The proper energy management of hybrid systems requires the design of a control system and energy management strategy. For this reason, different works have been presented in order to make an optimal management, increasing system performance, providing a real alternative to current energy production. Most of these works are based on strategies whose sole propose is to keep the load as long as possible. The main target of these strategies is to ensure the power balance. This parameter is presented therefore as the only decision criteria to operate the system. These strategies base their efforts on maintaining the demand, ignoring technical or economic criteria associated with the proper operation of the equipment and its operating regimes. The use of fuel cell and electrolyzer is determined by the power balance, generating or absorbing energy based on the amount of excess/deficit energy. Strategies with grid connected configurations, use the grid as an active element of the system increasing security by having a solution in situations of excessive excess or defect energy (Ahmed, 2012), (Alkano, Kuiper, & Scherpen, 2015), (Mohammadi & Nafar, 2013), (Tesfahunegn, Ulleberg, Vie, & Undeland, 2011), (Giannakoudis, Papadopoulos, Seferlis, & Voutetakis, 2010). In isolated topologies, it will depend on the use of short-term energy storage elements. In most applications, batteries or supercapacitors operate in the first instance in situations of excess or defect energy, absorbing or supplying energy respectively. The use of fuel cells and electrolyzers is determined by the maximum or minimum predetermined operating margins for the above equipment (Sun, Lian, Wang, & Li, 2009), (Li, Jiao, & Wang, 2013), (Osman Haruni, Negnevitsky, Haque, & Gargoom, 2013), (Tégani, Aboubou, Ayad, Becherif, & Bahri, 2014), (Feroldi, Degliuomini, & Basualdo, 2013), (Mbarek, Belhadj, Le, & Tunis, 2009), (Bizon, Oproescu, & Raceanu, 2015).
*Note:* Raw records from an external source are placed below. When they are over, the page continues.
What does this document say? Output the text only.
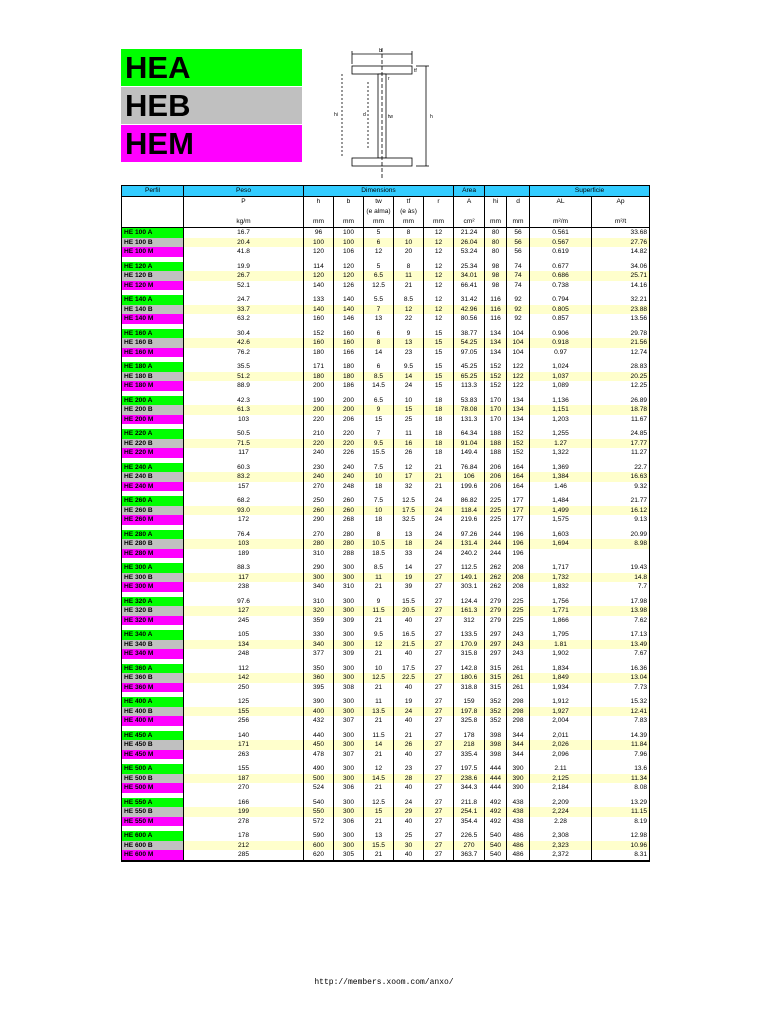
HEA
HEB
HEM
tw
tf
r
d	h
b
hi
Perfil	Peso	Dimensions					Area			Superficie	
	P	h	b	tw	tf	r	A	hi	d	AL	Ap
				(e alma)	(e às)						
	kg/m	mm	mm	mm	mm	mm	cm²	mm	mm	m²/m	m²/t
HE 100 A	16.7	96	100	5	8	12	21.24	80	56	0.561	33.68
HE 100 B	20.4	100	100	6	10	12	26.04	80	56	0.567	27.76
HE 100 M	41.8	120	106	12	20	12	53.24	80	56	0.619	14.82

HE 120 A	19.9	114	120	5	8	12	25.34	98	74	0.677	34.06
HE 120 B	26.7	120	120	6.5	11	12	34.01	98	74	0.686	25.71
HE 120 M	52.1	140	126	12.5	21	12	66.41	98	74	0.738	14.16

HE 140 A	24.7	133	140	5.5	8.5	12	31.42	116	92	0.794	32.21
HE 140 B	33.7	140	140	7	12	12	42.96	116	92	0.805	23.88
HE 140 M	63.2	160	146	13	22	12	80.56	116	92	0.857	13.56

HE 160 A	30.4	152	160	6	9	15	38.77	134	104	0.906	29.78
HE 160 B	42.6	160	160	8	13	15	54.25	134	104	0.918	21.56
HE 160 M	76.2	180	166	14	23	15	97.05	134	104	0.97	12.74

HE 180 A	35.5	171	180	6	9.5	15	45.25	152	122	1,024	28.83
HE 180 B	51.2	180	180	8.5	14	15	65.25	152	122	1,037	20.25
HE 180 M	88.9	200	186	14.5	24	15	113.3	152	122	1,089	12.25

HE 200 A	42.3	190	200	6.5	10	18	53.83	170	134	1,136	26.89
HE 200 B	61.3	200	200	9	15	18	78.08	170	134	1,151	18.78
HE 200 M	103	220	206	15	25	18	131.3	170	134	1,203	11.67

HE 220 A	50.5	210	220	7	11	18	64.34	188	152	1,255	24.85
HE 220 B	71.5	220	220	9.5	16	18	91.04	188	152	1.27	17.77
HE 220 M	117	240	226	15.5	26	18	149.4	188	152	1,322	11.27

HE 240 A	60.3	230	240	7.5	12	21	76.84	206	164	1,369	22.7
HE 240 B	83.2	240	240	10	17	21	106	206	164	1,384	16.63
HE 240 M	157	270	248	18	32	21	199.6	206	164	1.46	9.32

HE 260 A	68.2	250	260	7.5	12.5	24	86.82	225	177	1,484	21.77
HE 260 B	93.0	260	260	10	17.5	24	118.4	225	177	1,499	16.12
HE 260 M	172	290	268	18	32.5	24	219.6	225	177	1,575	9.13

HE 280 A	76.4	270	280	8	13	24	97.26	244	196	1,603	20.99
HE 280 B	103	280	280	10.5	18	24	131.4	244	196	1,694	8.98
HE 280 M	189	310	288	18.5	33	24	240.2	244	196		

HE 300 A	88.3	290	300	8.5	14	27	112.5	262	208	1,717	19.43
HE 300 B	117	300	300	11	19	27	149.1	262	208	1,732	14.8
HE 300 M	238	340	310	21	39	27	303.1	262	208	1,832	7.7

HE 320 A	97.6	310	300	9	15.5	27	124.4	279	225	1,756	17.98
HE 320 B	127	320	300	11.5	20.5	27	161.3	279	225	1,771	13.98
HE 320 M	245	359	309	21	40	27	312	279	225	1,866	7.62

HE 340 A	105	330	300	9.5	16.5	27	133.5	297	243	1,795	17.13
HE 340 B	134	340	300	12	21.5	27	170.9	297	243	1.81	13.49
HE 340 M	248	377	309	21	40	27	315.8	297	243	1,902	7.67

HE 360 A	112	350	300	10	17.5	27	142.8	315	261	1,834	16.36
HE 360 B	142	360	300	12.5	22.5	27	180.6	315	261	1,849	13.04
HE 360 M	250	395	308	21	40	27	318.8	315	261	1,934	7.73

HE 400 A	125	390	300	11	19	27	159	352	298	1,912	15.32
HE 400 B	155	400	300	13.5	24	27	197.8	352	298	1,927	12.41
HE 400 M	256	432	307	21	40	27	325.8	352	298	2,004	7.83

HE 450 A	140	440	300	11.5	21	27	178	398	344	2,011	14.39
HE 450 B	171	450	300	14	26	27	218	398	344	2,026	11.84
HE 450 M	263	478	307	21	40	27	335.4	398	344	2,096	7.96

HE 500 A	155	490	300	12	23	27	197.5	444	390	2.11	13.6
HE 500 B	187	500	300	14.5	28	27	238.6	444	390	2,125	11.34
HE 500 M	270	524	306	21	40	27	344.3	444	390	2,184	8.08

HE 550 A	166	540	300	12.5	24	27	211.8	492	438	2,209	13.29
HE 550 B	199	550	300	15	29	27	254.1	492	438	2,224	11.15
HE 550 M	278	572	306	21	40	27	354.4	492	438	2.28	8.19

HE 600 A	178	590	300	13	25	27	226.5	540	486	2,308	12.98
HE 600 B	212	600	300	15.5	30	27	270	540	486	2,323	10.96
HE 600 M	285	620	305	21	40	27	363.7	540	486	2,372	8.31
http://members.xoom.com/anxo/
In the same way, there are different works with strategies which objectives include some technical decision factors. The main target of these strategies is to reduce the degradation of the more critical equipment during the system operation. These elements are battery, electrolyzer and fuel cell. The solutions adopted in the literature are diverse and depend on the main goal to study. Strategies which choose to increase battery life, operate it with very low depths of discharge, a fixed load condition or a narrow range of SOC (Alkano et al., 2015), (Sacarisen & Parvereshi, n.d.), (Ipsakis et al., 2008). Other strategies are based on overcurrent control, improving the battery charge process (Kim et al., 2014). Strategies which choose to increase the electrolyzer lifetime are based on operate it with minimal power point. The use of this parameter will increase the performance but with low purity of products (Alkano et al., 2015), (Dash & Bajpai, 2015), (Uzunoglu, Onar, & Alam, 2009).

In order to reduce the degradation of the fuel cell versus dynamic conditions, it will operate in stable power (Brka, Kothapalli, & Al-Abdeli, 2015), (Dursun & Kilic, 2012).